Damien Courbon, COO & Co-Founder, Swapcard
Damien Courbon is the co-founder and COO of Swapcard. Swapcard is an event engagement app, helping B2B event organizers increase interactions and encounters within their audience, and leverage the power of data to improve their events. Launched in 2014, Swapcard now operates in 4 countries and works with industry leaders such as Informa, Clarion, GL Event, Comexposium, and Dubai World Trade Center.
Ruben Onderdelinden, Co-Founder, Lively
Ruben Onderdelinden is co-founder and consultant at the first full service event tech agency in the Benelux. He started his career 7 years ago in sales & marketing at local event app providers. The last 3 years he has been reseller for international tech companies like Grip, Glisser, Swoogo and Boomset. Implementing these various solutions at large organisers like RAI Amsterdam, gave him the right background to guide conferences and tradeshows in the transition to hybrid events & business models. With his independent role towards technology, he is always looking for new opportunities in efficiency, sustainability and business.
Robyn McGirl, Head of Product and Venues, Hire Space
As the Head of Product at Hire Space, Robyn looks at new ways to make event booking a joy through transformational technology for both the Hire Space Professional platform and hirespace.com.

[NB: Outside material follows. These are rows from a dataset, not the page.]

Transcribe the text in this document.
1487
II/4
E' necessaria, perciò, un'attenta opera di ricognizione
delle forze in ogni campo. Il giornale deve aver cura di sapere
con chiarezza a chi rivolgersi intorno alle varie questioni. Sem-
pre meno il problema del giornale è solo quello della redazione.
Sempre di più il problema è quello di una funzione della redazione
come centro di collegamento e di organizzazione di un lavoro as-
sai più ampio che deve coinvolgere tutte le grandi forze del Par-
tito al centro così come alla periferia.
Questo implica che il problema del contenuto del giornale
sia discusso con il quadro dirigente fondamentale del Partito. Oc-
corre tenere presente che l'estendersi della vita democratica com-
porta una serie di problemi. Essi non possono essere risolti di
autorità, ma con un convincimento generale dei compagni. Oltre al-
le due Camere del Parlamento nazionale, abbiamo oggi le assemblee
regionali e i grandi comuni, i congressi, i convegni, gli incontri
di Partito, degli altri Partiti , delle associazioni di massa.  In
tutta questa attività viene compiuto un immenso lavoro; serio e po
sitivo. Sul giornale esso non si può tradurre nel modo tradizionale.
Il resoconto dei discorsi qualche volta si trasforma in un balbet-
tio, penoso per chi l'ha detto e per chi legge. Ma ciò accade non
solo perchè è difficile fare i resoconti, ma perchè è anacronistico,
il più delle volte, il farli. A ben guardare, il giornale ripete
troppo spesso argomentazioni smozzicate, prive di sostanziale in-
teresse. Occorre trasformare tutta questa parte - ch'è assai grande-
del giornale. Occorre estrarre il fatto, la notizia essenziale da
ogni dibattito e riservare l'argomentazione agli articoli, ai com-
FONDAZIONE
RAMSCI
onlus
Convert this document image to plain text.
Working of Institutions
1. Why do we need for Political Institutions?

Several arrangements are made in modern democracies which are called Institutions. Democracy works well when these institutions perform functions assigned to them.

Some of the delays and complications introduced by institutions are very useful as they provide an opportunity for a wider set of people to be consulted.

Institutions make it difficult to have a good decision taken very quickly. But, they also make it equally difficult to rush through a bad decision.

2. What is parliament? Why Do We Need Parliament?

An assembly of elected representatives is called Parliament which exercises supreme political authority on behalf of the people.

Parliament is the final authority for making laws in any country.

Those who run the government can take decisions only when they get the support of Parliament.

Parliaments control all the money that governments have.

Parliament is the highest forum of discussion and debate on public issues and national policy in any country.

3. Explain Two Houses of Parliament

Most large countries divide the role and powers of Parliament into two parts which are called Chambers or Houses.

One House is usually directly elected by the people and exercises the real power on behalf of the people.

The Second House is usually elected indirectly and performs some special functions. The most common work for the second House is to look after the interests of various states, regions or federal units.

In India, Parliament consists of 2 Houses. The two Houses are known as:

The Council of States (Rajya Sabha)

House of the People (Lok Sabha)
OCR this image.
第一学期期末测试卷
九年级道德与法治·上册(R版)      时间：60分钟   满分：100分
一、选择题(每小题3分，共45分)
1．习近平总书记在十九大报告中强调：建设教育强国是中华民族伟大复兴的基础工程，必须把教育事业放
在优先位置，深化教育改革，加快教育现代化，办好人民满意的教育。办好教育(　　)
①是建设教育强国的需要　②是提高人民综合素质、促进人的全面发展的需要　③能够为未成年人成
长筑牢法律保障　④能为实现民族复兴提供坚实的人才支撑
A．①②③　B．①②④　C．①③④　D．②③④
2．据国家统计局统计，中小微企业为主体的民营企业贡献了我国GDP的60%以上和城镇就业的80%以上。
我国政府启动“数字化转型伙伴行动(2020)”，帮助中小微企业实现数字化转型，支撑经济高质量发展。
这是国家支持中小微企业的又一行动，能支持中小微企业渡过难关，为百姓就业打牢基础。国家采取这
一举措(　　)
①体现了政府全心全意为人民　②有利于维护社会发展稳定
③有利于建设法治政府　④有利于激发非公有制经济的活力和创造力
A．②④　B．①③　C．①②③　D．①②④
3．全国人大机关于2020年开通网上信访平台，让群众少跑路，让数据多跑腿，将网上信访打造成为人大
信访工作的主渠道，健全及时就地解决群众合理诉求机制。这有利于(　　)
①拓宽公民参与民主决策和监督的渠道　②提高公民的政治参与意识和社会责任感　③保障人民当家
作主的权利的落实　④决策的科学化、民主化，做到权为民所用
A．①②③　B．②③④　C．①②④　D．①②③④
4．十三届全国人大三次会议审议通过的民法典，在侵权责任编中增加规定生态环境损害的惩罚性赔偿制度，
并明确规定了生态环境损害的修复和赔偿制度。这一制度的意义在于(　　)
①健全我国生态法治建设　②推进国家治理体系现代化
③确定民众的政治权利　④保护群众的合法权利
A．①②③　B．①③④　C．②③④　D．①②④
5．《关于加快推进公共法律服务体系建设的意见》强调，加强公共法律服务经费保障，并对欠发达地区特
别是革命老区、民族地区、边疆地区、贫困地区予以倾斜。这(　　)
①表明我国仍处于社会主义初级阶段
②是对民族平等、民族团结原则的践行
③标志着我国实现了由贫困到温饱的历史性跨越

Caleb Parker, Founder, Bold
Caleb believes in "challenging the status quo" and is a champion for entrepreneurial and innovative thinking. He is the former CEO of MeetingRooms.com (2013-2016), the world's largest online marketplace (at the time of his exit). Prior to joining MeetingRooms.com, Caleb co-founded a technology startup in 2012 to create the first global distribution system for on-demand office & meeting space. In 2009, Caleb co-founded a flexible workspace consulting firm where he brokered flexible workspace and advised businesses on agile working strategies. Caleb is one of the first licensed commercial real estate agents to speak on the new economy, mobile working trends and the rise of flexible workspace, and has been quoted in numerous publications.